Engine glitch blasts hole in Qantas jet

Qantas said investigations were underway into the incident. (AFP)

Published
By AFP

Engine failure which blasted a hole in a Sydney-bound Qantas jet carrying 212 people forced it to return to San Francisco, the Australian airline said on Wednesday.

Passengers told Australian media that the plane shook and flames were seen coming out of the affected engine early into the Boeing 747-400's flight from San Francisco late on Monday.

"It wasn't turbulence, it seems that there was some pretty serious damage," one passenger told Channel Nine.

"I could see the flames and all these sparks coming off it and also felt the eruption when it exploded," another said.

Qantas said investigations were underway into the incident, which it said occurred about 15 minutes into the flight when the crew detected "excessive vibration" in one of the plane's four Rolls Royce engines.

Staff shut down the engine and sought priority clearance to return to San Francisco, spokesman Simon Rushton said.

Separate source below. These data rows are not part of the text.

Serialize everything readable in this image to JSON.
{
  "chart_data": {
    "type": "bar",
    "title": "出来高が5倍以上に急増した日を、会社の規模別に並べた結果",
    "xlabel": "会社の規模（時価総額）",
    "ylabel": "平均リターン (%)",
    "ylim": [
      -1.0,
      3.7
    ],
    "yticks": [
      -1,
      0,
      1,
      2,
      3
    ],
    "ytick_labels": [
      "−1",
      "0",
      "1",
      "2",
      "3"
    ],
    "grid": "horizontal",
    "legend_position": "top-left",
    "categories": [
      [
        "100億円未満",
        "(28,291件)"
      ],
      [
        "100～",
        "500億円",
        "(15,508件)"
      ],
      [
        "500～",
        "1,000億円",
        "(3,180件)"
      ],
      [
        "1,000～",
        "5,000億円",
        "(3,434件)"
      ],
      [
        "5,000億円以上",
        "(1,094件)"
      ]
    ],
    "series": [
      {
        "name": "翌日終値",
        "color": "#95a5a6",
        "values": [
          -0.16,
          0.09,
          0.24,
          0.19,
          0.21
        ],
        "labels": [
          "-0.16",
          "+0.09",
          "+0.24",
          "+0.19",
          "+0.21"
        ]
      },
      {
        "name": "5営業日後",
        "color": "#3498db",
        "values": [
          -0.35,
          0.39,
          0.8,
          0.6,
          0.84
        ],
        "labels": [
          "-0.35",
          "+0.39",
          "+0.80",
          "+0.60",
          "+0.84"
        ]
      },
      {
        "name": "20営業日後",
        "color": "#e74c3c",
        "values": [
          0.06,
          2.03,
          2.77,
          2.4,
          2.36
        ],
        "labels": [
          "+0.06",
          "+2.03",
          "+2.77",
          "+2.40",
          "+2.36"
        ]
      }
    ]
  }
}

The flight, which was also carrying 18 crew, dumped fuel before landing without incident, he added.

"Initial engineering checks on the ground confirmed that the engine had failed," Rushton said.

"We are still in the early stages of investigations in terms of ascertaining what caused the failure.

"There are a couple of what you might describe colloquially as holes in the engine. That's part of the indication that the engine had failed," he added.

Qantas said no-one was injured in the incident, adding that safety was the airline's number one priority.

"The fact is, very occasionally engines do fail on aircraft and in fact it's a testament to the skill of our engineers and our flight crew that they would bring this aircraft home quite safely," spokesman David Epstein told ABC.

But the association for aircraft maintenance engineers said it was fortunate nobody was injured by debris flying from the engine.

"It could have gone into the other engine or through the fuselage and then to one of the passengers," Australian Licensed Aircraft Engineers Association federal secretary Stephen Purvinas told ABC radio.

Qantas has sent a replacement engine and a team of engineers to the United States to repair the plane.

"Investigations will continue into the cause," Rushton said, adding that the National Transport Safety Bureau in the United States and its Australian equivalent were probing the matter.

Rushton said no engine of this type had ever failed before on a Qantas plane.